Being Street Smart

The Punishment of Wall Street Firms

By Sy Harding

       Politicians and the regulatory agencies are patting themselves on the back publicly over the `tough' out-of-court settlement they imposed on Wall Street brokerage firms this week (to settle charges of deceptions, fraud, and scams imposed on public investors in the 1990s).
       Privately the Wall Street firms must also be patting themselves on the back, for negotiating another soft settlement, the details of which were released in a 1000-page report on Monday.
       The firms named in the settlement, Bear Stearns, Credit Suisse First Boston, Lehman Brothers, J.P. Morgan Chase, Merrill Lynch, Salomon Smith Barney, Morgan Stanley, etc., sure have a familiar ring to anyone remembering previous Wall Street scandals and settlements.
       The settlement also has a familiar scent. The firms, "while neither admitting nor denying guilt", agreed to pay $1.4 billion, and to set up safeguards to put an end to the deeds they don't admit doing.
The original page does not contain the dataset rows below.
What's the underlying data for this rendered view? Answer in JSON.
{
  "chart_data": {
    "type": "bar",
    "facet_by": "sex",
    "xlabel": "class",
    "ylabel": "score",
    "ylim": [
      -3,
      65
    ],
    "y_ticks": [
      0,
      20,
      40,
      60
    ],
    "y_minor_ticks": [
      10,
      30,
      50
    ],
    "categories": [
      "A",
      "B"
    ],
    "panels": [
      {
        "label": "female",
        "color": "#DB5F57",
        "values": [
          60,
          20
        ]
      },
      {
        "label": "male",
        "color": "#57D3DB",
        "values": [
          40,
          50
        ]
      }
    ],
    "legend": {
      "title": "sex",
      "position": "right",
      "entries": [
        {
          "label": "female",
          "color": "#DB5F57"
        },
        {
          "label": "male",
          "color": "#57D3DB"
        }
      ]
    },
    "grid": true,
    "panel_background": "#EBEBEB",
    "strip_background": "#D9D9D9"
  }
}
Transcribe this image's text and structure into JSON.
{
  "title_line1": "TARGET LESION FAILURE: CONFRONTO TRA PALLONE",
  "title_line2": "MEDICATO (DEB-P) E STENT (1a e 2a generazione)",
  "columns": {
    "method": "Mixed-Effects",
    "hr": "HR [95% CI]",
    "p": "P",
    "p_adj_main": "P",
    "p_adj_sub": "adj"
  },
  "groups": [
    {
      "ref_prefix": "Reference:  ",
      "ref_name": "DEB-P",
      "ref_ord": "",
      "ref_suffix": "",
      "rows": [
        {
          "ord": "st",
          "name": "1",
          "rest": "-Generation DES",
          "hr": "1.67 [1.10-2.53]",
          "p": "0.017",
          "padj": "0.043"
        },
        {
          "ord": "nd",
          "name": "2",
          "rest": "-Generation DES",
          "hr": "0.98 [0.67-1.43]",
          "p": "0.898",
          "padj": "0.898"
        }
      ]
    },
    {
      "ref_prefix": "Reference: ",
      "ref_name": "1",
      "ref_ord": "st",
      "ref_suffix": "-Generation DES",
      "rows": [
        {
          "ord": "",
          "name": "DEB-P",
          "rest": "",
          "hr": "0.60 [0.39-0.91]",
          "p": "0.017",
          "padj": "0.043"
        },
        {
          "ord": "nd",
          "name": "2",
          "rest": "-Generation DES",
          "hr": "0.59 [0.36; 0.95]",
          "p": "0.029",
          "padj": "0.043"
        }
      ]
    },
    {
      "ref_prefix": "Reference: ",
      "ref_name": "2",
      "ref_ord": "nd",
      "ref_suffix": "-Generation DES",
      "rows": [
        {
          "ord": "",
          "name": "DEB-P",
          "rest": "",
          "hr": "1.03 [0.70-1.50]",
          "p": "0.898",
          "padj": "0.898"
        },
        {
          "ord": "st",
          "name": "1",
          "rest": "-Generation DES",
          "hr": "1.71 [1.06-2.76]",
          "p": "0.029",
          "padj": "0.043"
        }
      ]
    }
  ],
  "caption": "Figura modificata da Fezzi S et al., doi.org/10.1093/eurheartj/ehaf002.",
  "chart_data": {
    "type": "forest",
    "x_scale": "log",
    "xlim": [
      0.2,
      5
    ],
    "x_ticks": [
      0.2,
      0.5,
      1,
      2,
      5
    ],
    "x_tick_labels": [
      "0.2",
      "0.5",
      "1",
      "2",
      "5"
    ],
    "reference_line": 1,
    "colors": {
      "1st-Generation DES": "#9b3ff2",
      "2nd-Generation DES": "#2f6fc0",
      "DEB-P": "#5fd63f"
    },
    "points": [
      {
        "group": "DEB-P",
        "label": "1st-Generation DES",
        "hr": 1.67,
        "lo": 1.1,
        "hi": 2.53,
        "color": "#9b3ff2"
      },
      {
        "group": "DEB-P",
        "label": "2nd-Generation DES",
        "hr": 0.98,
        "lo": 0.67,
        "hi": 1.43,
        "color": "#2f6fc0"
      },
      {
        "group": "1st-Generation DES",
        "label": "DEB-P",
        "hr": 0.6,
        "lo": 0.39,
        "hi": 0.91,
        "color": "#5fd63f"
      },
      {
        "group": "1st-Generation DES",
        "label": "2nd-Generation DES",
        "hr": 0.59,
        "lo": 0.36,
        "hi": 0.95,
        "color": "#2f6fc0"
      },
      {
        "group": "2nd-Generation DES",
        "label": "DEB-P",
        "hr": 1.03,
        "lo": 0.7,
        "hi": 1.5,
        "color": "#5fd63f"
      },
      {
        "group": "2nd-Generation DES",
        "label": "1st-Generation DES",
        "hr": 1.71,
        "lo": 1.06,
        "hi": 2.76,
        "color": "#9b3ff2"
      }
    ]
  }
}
Publicized as a record amount, the settlement is hardly a slap on the wrist compared to the profits Wall Street firms made in the 1990s by the allegedly fraudulent hyping of overvalued stocks to investors.
       That it was a record settlement is a deception in itself, since the $1.4 billion settles the charges against ten firms. In 1996, Prudential Securities settled Justice Department charges that it had defrauded customers to whom it had sold $8 billion worth of limited partnerships. It had to set up a $1.2 billion restitution fund by itself (and also had to admit to criminal wrongdoing). Separately, Paine Webber settled the same charges against it for $292 million, while Merrill Lynch, Dean Witter Reynolds, Lehman Brothers, and other firms, negotiated similar settlements. The total easily exceeded this week's $1.4 billion settlement.
       Coming close to this week's total settlement, as recently as 1998, thirty-seven Wall Street firms, again including the biggest names - Merrill Lynch, Goldman Sachs, Salomon Smith Barney, Charles Schwab & Co., etc., were forced to provide a $1.03 billion restitution fund to settle charges of defrauding investors as Nasdaq market-makers.
       This week's settlement isn't even a restitution fund. None of the money goes back to the investors who suffered the losses.
       Overall, more than $6 trillion of stock market value disappeared over the last three years.
       How much of that was the result of stocks being hyped fraudulently by Wall Street? We'll never know. Because there's no way to allocate the losses between deceptive research and recommendations provided by brokerage firms, the games played in hyping initial public offerings (IPOs) by investment banks, or corporations who falsified their financial statements. There is also the question of how much of the losses to allocate to the multiplying effect of the media, in its blind service to its Wall Street `contacts' and friends, or to mistakes investors would have made anyway, especially in letting greed during a bull market overcome reason. And then there is the question of how much was due to the market (and the economy) simply following the normal pattern of cycling periodically between bull and bear markets.
       However, we can get some idea of how Wall Street firms made out in relation to investors. Not counting all the other stocks that were hyped in the late 1990s, I reported in a February, 2002 column that, "In just one 12-month period, from mid-1999 to mid-2000, just from IPO activity, Morgan Stanley earned $517 million in fees for bringing IPOs to the public, while investors suffered losses on those IPOs averaging almost 55%. Goldman Sachs earned $478 million in IPO fees, while the IPOs it brought out plunged 54% over the following 12 months. Credit Suisse First Boston earned $425 million in IPO fees, which for investors plunged an average of 43% over the following 12 months. And so on, virtually through the whole list of investment banks."
       So, how big a deterrent is a $1.4 billion settlement of charges that covered numerous years, and is split between ten firms? Just a minor cost of doing business.
       Meanwhile, where were the regulators while the deceptions they reported this week were going on? There was no shortage of suspicions, clues, and accusations at the time. It's too bad they only got to it after the damage to investors was done, and the profits were in the pockets of Wall Street firms.
       The most disturbing aspect of the settlement is not just that it is but a slap on the wrist of the firms, relative to their income, but that, as always with these settlements, it leaves those in charge still in charge.
       The management of corporations like Enron, WorldCom, Tyco, etc., caught in the investor deception scams, have had their personal properties seized, are facing huge personal fines, and long prison terms. In this week's settlement with Wall Street firms, two research analysts were fined and barred from the securities industry for life. But about the only way top management ever leaves Wall Street is to move on to prestigious positions in Washington or the regulatory agencies, where they will then be the watchdog in charge when the next wave of scandals comes to light.
       Rather than being a sign that investors can relax and have confidence in Wall Street again, this long-awaited handling of the latest fraud charges is a sign instead that investors need to be aware that it might signify business as usual.